Harfouchs Rolle erinnert an Senta Bergers Prohacek in „Unter Verdacht“ (2002-2019): Eine ältere Polizistin, der viel an der Demokratie und Recht und Ordnung liegt - mitten in einem Polizeisystem, das diesbezüglich viel zu wünschen übrig lässt. Harfouch verkörpert diese Art „starke Frau“ vollkommen überzeugend.

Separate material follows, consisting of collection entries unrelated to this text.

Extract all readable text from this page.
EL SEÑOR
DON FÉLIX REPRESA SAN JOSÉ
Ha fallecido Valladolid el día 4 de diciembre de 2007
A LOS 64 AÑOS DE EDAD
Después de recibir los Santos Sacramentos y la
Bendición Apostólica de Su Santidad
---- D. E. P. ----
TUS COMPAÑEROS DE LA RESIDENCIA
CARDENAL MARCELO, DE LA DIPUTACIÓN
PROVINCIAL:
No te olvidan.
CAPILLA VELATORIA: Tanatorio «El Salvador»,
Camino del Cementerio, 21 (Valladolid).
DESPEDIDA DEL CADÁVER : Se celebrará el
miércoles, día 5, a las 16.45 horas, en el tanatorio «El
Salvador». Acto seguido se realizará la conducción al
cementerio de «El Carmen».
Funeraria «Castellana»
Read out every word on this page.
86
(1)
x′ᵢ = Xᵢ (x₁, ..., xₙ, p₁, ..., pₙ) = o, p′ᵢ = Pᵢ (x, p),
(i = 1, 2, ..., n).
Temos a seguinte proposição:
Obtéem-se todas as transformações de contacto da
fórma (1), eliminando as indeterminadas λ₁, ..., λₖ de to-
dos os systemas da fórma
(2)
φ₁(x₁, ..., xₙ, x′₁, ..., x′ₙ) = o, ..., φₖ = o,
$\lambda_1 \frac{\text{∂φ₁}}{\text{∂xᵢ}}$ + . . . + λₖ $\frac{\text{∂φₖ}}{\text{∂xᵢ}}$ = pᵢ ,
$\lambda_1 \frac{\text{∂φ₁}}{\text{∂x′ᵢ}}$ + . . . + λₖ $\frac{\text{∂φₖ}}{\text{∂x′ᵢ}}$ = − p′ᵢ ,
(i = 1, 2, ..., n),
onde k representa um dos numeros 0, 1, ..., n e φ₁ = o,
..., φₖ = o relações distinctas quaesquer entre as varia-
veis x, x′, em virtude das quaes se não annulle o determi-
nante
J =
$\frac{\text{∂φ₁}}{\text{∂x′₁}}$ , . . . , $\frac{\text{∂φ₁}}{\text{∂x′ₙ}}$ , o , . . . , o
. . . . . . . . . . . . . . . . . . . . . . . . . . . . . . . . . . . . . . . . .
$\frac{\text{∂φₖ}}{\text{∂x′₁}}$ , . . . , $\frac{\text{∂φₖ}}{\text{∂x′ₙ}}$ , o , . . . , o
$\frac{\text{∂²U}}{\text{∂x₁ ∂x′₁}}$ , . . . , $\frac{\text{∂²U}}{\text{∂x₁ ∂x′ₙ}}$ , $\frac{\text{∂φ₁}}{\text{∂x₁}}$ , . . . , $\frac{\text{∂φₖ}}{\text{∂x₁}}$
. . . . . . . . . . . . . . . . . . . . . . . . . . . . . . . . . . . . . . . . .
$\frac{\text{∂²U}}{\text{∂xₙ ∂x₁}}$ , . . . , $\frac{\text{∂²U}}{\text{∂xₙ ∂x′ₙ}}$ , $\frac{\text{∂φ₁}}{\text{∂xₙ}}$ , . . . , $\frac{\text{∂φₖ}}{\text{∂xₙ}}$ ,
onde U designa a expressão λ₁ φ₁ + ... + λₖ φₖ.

Etwas merkwürdig wirkt allerdings ihr Verhältnis zum Ehemann Kaya Kaymaz (Ercan Karaçayli), einem Richter und Mansplainer, den die ansonsten so taffe Polizistin auf eine Art um Rat und Hilfe fragt, als sinke ihr IQ automatisch um 30 Prozent, wenn sie durch die Haustür kommt.

Überhaupt scheinen sich die Drehbuchautoren Katja Wenzel und Stefan Kolditz unter Richtern etwas grundsätzlich Dolles und Mächtiges vorzustellen. Der Frage, wer Präsident beziehungsweise Präsidentin des Bundesverfassungsgerichts wird, wird in diesem Film eine Bedeutung beigemessen, die dieses Amt nicht hat. So belehrt uns Wikipedia, dass Verfassungsrichter hierzulande nach zwölf Jahren aufhören müssen. Wiederwahl ausgeschlossen. Es läuft hier also anders als in den USA, wo Richter am Supreme Court auf Lebenszeit berufen werden, so dass sich dort beispielsweise rechte Politik durch die Besetzung möglichst vieler Stellen mit möglichst jungen Richtern tatsächlich großen Einfluss auf Dauer verschaffen kann.

Auch wenn sich im neuen Gefüge so manches noch ruckeln muss, würde man beim nächsten Fall aber auch als inzwischen längst „Tatort“-Abstinente glatt noch mal einschalten.